DAL DIARIO DEL PASTORE GUIDO MATHIEU - 21 MARZO 1944.
 
"Sono le 14 circa del pomeriggio quando vengono ad avvertirmi che il villaggio dei Pons è in fiamme e non si ode che, da una parte il crepitio delle armi da fuoco che va man mano morendo e dall'altra quella degli incendi che divampano sempre di più, alimentati dal vento. Al villaggio è inutile che mi rechi perché é deserto; i superstiti sono fuggiti sotto le crudeli minacce della soldataglia incendiaria.
Chi sono i morti? Come mai sono stati uccisi? Perché il villaggio é stato incendiato? Sono le domande alle quali mi rispondono gli abitanti stessi dei Pons che mi raccontano, con lo sgomento negli occhi e nella voce, l'accaduto.
Sette soldati tedeschi appartenenti alle S.S. germaniche provenienti da Perosa sono penetrati nel villaggio sparando all'impazzata, invitando gli abitanti a fuggire.
Alcune donne e bambini che avevano cercato rifugio nella vicina galleria della grafite, mentre si avviano per la strada che conduce al villaggio superiore, vengono investiti dai colpi dei parabelli ed è un miracolo se una sola donna ottantenne riporti ferite. Quattro sono gli uccisi:

BARET Ferdinando, di anni 59. Conoscendo il tedesco puó evitare che la propria casa sia incendiata, ma per impedire a un altro gruppo di soldati di appiccare il fuoco al fienile, è da questi colpito a morte.
 
BARET Alberto, di anni 69, fratello del precedente. Vista la propria casa in preda alle fiamme cerca riparo in quella del fratello. Sta seduto su una sedia a sdraio, affranto e desolato, quando giungono gli uccisori del fratello che lo freddano.
 
BERNARD Arturo, di anni 40. Uscito dalla stalla, attraversa il breve spazio di fronte, quando lo raggiunge una raffica che lo atterra.
 
BONAUDO Alfredo, di anni 38, è seduto sull'uscio di casa, ha le sue carte di identità personali in mano, ma quei documenti non sono neppure guardati e viene colpito a morte.

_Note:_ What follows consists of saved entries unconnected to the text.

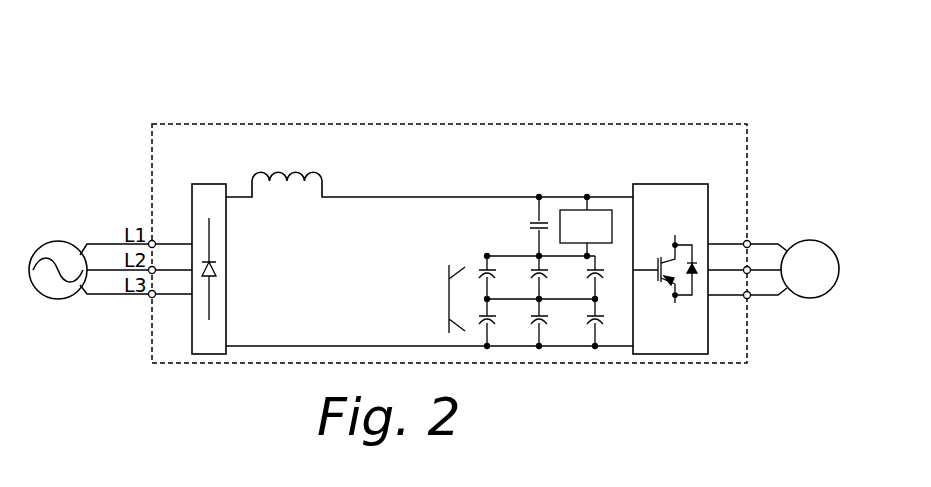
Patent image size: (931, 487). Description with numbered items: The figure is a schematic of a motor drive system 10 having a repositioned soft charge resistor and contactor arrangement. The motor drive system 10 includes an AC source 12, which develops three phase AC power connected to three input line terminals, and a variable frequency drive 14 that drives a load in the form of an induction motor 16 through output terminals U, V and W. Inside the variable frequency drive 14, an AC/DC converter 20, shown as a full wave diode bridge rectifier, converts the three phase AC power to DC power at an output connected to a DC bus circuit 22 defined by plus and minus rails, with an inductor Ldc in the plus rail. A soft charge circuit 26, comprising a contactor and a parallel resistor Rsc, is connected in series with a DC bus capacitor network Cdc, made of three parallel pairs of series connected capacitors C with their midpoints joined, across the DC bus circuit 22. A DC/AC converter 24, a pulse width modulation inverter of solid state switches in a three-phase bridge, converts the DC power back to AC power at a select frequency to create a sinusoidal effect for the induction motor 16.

The motor drive system 10 is at (596, 108).
The AC source 12 is at (62, 241).
The variable frequency drive 14 is at (747, 149).
The induction motor 16 is at (817, 240).
The AC/DC converter 20 is at (213, 184).
The DC bus circuit 22 is at (523, 172).
The DC/AC converter 24 is at (684, 184).
The soft charge circuit 26 is at (458, 222).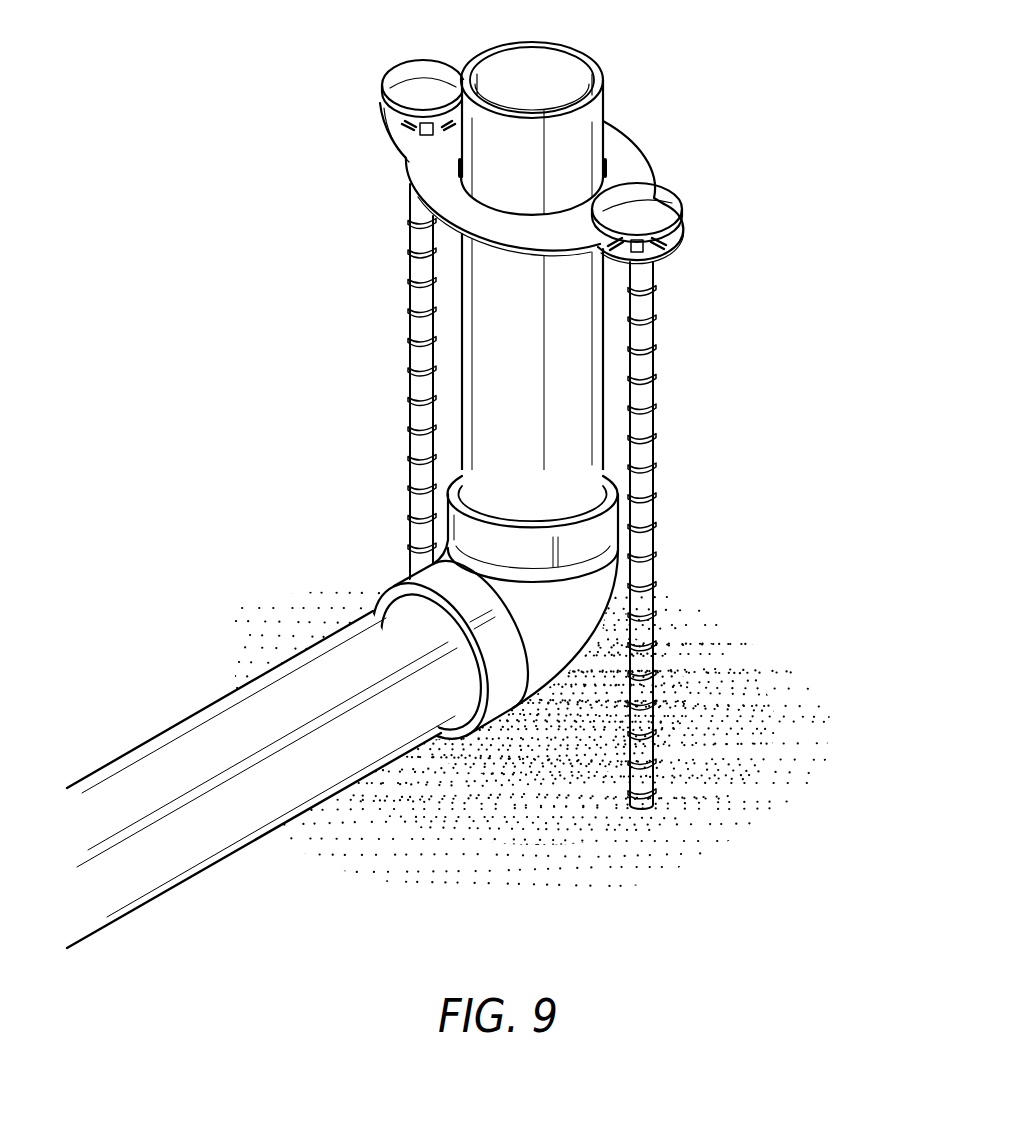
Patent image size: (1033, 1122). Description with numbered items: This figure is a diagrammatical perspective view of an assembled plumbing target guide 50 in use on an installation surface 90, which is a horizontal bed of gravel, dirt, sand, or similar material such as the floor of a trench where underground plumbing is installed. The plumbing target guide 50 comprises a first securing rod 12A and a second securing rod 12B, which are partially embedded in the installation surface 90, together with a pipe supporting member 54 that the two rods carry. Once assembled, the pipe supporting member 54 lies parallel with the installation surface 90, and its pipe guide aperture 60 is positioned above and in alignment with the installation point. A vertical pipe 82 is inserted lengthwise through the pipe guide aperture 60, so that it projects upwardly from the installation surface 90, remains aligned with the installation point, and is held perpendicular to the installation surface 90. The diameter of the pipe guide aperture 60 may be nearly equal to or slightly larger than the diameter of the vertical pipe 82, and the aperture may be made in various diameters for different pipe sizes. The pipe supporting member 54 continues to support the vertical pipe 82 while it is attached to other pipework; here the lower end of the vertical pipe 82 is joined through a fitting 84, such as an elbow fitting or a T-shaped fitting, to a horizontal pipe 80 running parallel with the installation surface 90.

The plumbing target guide 50 is at (517, 162).
The pipe supporting member 54 is at (406, 166).
The pipe guide aperture 60 is at (605, 173).
The vertical pipe 82 is at (583, 130).
The fitting 84 is at (565, 613).
The horizontal pipe 80 is at (198, 822).
The first securing rod 12A is at (422, 298).
The second securing rod 12B is at (645, 367).
The installation surface 90 is at (590, 831).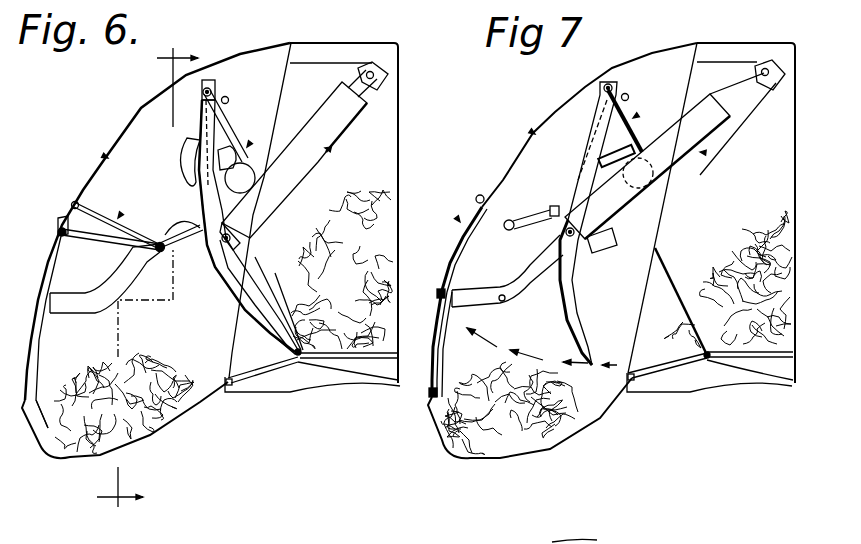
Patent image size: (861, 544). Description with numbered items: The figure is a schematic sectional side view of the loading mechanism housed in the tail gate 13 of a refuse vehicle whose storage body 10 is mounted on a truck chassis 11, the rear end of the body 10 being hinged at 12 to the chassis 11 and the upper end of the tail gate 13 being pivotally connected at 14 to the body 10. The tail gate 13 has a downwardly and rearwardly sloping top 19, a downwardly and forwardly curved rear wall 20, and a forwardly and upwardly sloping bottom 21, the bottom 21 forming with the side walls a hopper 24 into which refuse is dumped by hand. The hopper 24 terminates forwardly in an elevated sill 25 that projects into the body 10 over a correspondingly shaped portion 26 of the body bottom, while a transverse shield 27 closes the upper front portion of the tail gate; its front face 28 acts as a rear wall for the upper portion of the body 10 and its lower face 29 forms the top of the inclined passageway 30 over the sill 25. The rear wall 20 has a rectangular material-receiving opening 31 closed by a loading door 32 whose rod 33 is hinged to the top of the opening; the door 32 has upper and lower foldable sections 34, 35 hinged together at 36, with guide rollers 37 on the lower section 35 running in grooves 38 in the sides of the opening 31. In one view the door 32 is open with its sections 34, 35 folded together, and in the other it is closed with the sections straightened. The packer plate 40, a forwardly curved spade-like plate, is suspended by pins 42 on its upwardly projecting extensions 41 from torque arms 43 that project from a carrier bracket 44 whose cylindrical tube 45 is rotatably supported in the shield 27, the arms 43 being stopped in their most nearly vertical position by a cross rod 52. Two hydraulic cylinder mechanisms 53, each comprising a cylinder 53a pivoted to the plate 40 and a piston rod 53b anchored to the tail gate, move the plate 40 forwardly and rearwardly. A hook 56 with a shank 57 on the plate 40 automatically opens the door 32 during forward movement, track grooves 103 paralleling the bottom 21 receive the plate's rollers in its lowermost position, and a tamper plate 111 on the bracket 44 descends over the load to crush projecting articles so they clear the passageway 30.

In FIG. 6, the storage body 10 is at (380, 43).
In FIG. 7, the storage body 10 is at (760, 43).
In FIG. 6, the truck chassis 11 is at (299, 35).
In FIG. 7, the truck chassis 11 is at (709, 31).
In FIG. 6, the hinge 12 is at (226, 393).
In FIG. 7, the hinge 12 is at (628, 393).
In FIG. 6, the tail gate 13 is at (108, 158).
In FIG. 7, the tail gate 13 is at (535, 134).
In FIG. 6, the pivotal connection 14 is at (184, 45).
In FIG. 6, the top 19 is at (247, 56).
In FIG. 7, the top 19 is at (628, 58).
In FIG. 6, the rear wall 20 is at (47, 275).
In FIG. 7, the rear wall 20 is at (443, 437).
In FIG. 6, the bottom 21 is at (173, 428).
In FIG. 7, the bottom 21 is at (563, 430).
In FIG. 6, the hopper 24 is at (82, 462).
In FIG. 7, the hopper 24 is at (497, 457).
In FIG. 6, the sill 25 is at (258, 363).
In FIG. 7, the sill 25 is at (652, 348).
In FIG. 6, the portion of the bottom of the body 26 is at (262, 392).
In FIG. 7, the portion of the bottom of the body 26 is at (662, 392).
In FIG. 6, the shield 27 is at (318, 63).
In FIG. 7, the shield 27 is at (717, 62).
In FIG. 6, the front face 28 is at (348, 130).
In FIG. 7, the front face 28 is at (750, 124).
In FIG. 6, the lower face 29 is at (305, 178).
In FIG. 7, the lower face 29 is at (700, 178).
In FIG. 6, the passageway 30 is at (336, 269).
In FIG. 7, the passageway 30 is at (728, 279).
In FIG. 6, the material-receiving opening 31 is at (50, 277).
In FIG. 7, the material-receiving opening 31 is at (465, 260).
In FIG. 6, the loading door 32 is at (118, 218).
In FIG. 7, the loading door 32 is at (460, 222).
In FIG. 6, the rod 33 is at (75, 205).
In FIG. 7, the rod 33 is at (477, 195).
In FIG. 6, the upper foldable section 34 is at (97, 209).
In FIG. 7, the upper foldable section 34 is at (453, 248).
In FIG. 6, the lower foldable section 35 is at (100, 242).
In FIG. 7, the lower foldable section 35 is at (443, 356).
In FIG. 6, the hinge 36 is at (160, 253).
In FIG. 7, the hinge 36 is at (438, 293).
In FIG. 6, the guide rollers 37 is at (60, 228).
In FIG. 7, the guide rollers 37 is at (428, 392).
In FIG. 6, the grooves 38 is at (28, 333).
In FIG. 7, the grooves 38 is at (437, 320).
In FIG. 6, the packer plate 40 is at (234, 291).
In FIG. 7, the packer plate 40 is at (566, 302).
In FIG. 6, the upwardly projecting extensions 41 is at (226, 128).
In FIG. 7, the upwardly projecting extensions 41 is at (597, 120).
In FIG. 6, the pins 42 is at (208, 86).
In FIG. 7, the pins 42 is at (608, 82).
In FIG. 6, the torque arms 43 is at (228, 104).
In FIG. 7, the torque arms 43 is at (630, 98).
In FIG. 6, the carrier bracket 44 is at (247, 147).
In FIG. 7, the carrier bracket 44 is at (633, 118).
In FIG. 6, the cylindrical tube 45 is at (270, 153).
In FIG. 7, the cylindrical tube 45 is at (633, 207).
In FIG. 6, the cross rod 52 is at (227, 97).
In FIG. 7, the cross rod 52 is at (627, 94).
In FIG. 6, the hydraulic cylinder mechanisms 53 is at (325, 148).
In FIG. 7, the hydraulic cylinder mechanisms 53 is at (712, 168).
In FIG. 6, the cylinders 53a is at (324, 104).
In FIG. 7, the cylinders 53a is at (700, 152).
In FIG. 6, the piston rods 53b is at (365, 86).
In FIG. 7, the piston rods 53b is at (747, 103).
In FIG. 7, the hook 56 is at (511, 220).
In FIG. 6, the shank 57 is at (175, 222).
In FIG. 7, the shank 57 is at (547, 206).
In FIG. 6, the track grooves 103 is at (129, 303).
In FIG. 7, the track grooves 103 is at (502, 301).
In FIG. 6, the tamper plate 111 is at (180, 150).
In FIG. 7, the tamper plate 111 is at (596, 165).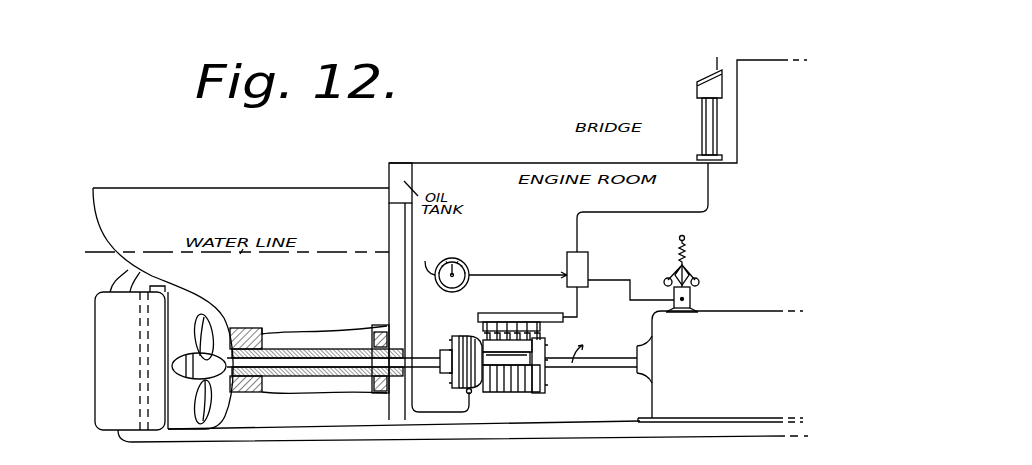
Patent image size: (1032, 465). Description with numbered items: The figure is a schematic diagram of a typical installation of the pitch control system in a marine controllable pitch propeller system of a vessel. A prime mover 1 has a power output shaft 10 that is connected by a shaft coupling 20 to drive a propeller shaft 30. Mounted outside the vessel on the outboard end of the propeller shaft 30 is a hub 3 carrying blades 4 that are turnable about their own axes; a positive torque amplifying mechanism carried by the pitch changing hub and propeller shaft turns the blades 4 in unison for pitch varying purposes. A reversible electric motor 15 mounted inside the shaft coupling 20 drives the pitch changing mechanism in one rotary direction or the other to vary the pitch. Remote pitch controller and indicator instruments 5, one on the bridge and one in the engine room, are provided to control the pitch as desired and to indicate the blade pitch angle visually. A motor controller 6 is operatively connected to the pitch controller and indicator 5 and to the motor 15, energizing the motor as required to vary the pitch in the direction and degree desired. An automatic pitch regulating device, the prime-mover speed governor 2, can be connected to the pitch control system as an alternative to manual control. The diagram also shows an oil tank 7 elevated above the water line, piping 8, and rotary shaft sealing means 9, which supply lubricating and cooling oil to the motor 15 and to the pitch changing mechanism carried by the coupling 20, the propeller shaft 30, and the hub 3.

The prime mover 1 is at (668, 389).
The prime-mover speed governor 2 is at (700, 282).
The hub 3 is at (192, 352).
The blades 4 is at (205, 312).
The pitch controller and indicator instrument 5 is at (467, 285).
The motor controller 6 is at (575, 272).
The oil tank 7 is at (389, 170).
The piping 8 is at (412, 307).
The rotary shaft sealing means 9 is at (472, 335).
The power output shaft 10 is at (590, 364).
The reversible electric motor 15 is at (512, 355).
The shaft coupling 20 is at (526, 397).
The propeller shaft 30 is at (320, 360).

Il suo cadavere con quello del precedente viene trascinato verso le fiamme che divampano.
La loro cremazione è evitata dai primi accorsi non appena la pattuglia incendiaria si è allontanata, non senza aver fatto bottino di quanto più prezioso ha trovato.
 
A ricordo dell'eccidio venne apposta su una casa dei Pons una lapide:
Nell'anno di guerra 1944, addì 21 marzo, questo villaggio fu distrutto da incendio per rappresaglia, che costó la vita a quattro suoi abitanti.
Di fronte a tante barbarie, o viandante fermati, rammemora e rifletti.
 
 
A perenne memoria, una delle case della borgata, la più in basso, molto visibile, anche da lontano, non venne mai ricostruita: è un testimone muto, ma pieno di significato.